The above will deserialize the binding correctly.

Custom Bindings

There are 4 types of bindings and thus 4 abstract classes that can be implemented;

  1. ServerBinding<T>
  2. ChannelBinding<T>
  3. OperationBinding<T>
  4. MessageBinding<T>

T must be the same type as the class that implements it.

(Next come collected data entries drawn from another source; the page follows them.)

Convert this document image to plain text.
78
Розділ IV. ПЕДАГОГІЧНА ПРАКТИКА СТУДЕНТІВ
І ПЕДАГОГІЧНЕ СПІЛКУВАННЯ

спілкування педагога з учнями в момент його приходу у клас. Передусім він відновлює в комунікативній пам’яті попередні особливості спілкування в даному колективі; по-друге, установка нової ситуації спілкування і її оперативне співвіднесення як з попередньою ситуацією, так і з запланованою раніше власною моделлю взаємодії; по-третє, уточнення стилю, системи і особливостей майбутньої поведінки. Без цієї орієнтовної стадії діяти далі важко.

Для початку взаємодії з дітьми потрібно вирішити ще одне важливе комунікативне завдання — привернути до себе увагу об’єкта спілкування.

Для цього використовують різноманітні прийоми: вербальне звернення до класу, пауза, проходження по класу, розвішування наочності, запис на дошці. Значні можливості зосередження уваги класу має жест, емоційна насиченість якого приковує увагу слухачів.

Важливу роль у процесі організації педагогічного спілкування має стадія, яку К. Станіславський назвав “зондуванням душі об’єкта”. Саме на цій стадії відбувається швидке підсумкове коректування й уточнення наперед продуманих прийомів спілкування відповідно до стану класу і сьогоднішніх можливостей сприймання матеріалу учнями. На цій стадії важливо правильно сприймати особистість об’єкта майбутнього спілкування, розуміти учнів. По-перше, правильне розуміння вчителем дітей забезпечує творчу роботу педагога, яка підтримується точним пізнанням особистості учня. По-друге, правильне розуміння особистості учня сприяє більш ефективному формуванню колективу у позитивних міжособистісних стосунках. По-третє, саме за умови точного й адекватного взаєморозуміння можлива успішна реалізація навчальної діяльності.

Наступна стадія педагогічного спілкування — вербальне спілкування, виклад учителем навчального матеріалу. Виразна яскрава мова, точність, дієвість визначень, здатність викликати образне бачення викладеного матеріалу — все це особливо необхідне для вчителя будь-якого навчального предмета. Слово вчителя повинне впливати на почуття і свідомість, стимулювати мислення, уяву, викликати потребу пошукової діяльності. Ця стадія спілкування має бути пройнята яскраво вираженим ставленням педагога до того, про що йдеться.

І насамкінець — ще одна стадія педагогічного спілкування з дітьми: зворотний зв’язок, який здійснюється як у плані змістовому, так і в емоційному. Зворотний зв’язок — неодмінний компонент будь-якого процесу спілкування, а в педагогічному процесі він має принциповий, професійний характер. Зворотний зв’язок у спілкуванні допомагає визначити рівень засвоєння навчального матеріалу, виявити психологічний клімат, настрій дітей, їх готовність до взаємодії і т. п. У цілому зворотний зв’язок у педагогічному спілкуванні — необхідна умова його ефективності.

The steps to create a custom binding

  1. Reference the bindings package through NuGet.
  2. Create your binding (in your own codebase)
public class FooBinding : ChannelBinding<FooBinding>
{
    public string Foo { get; set; }
    public string Bar { get; set; }

    public override string BindingKey => "foo";

    protected override FixedFieldMap<FooBinding> FixedFieldMap => new FixedFieldMap<FooBinding>()
    {
        { "bindingVersion", (a, n) => { a.BindingVersion = n.GetScalarValue(); } },
        { "foo", (a, n) => { a.Foo = n.GetScalarValue(); } },
        { "bar", (a, n) => { a.Bar = n.GetScalarValue(); } },
    };

    public override void SerializeProperties(IAsyncApiWriter writer)
    {
        writer.WriteStartObject();
        writer.WriteRequiredProperty("foo", this.Foo);
        writer.WriteRequiredProperty("bar", this.Bar);
        writer.WriteOptionalProperty(AsyncApiConstants.BindingVersion, this.BindingVersion);
        writer.WriteExtensions(this.Extensions);
        writer.WriteEndObject();
    }
}
  1. Follow the same steps as in Reading or Writing above. Note. For Writing; you must explicitly add the custom bindings to the ReaderSettings.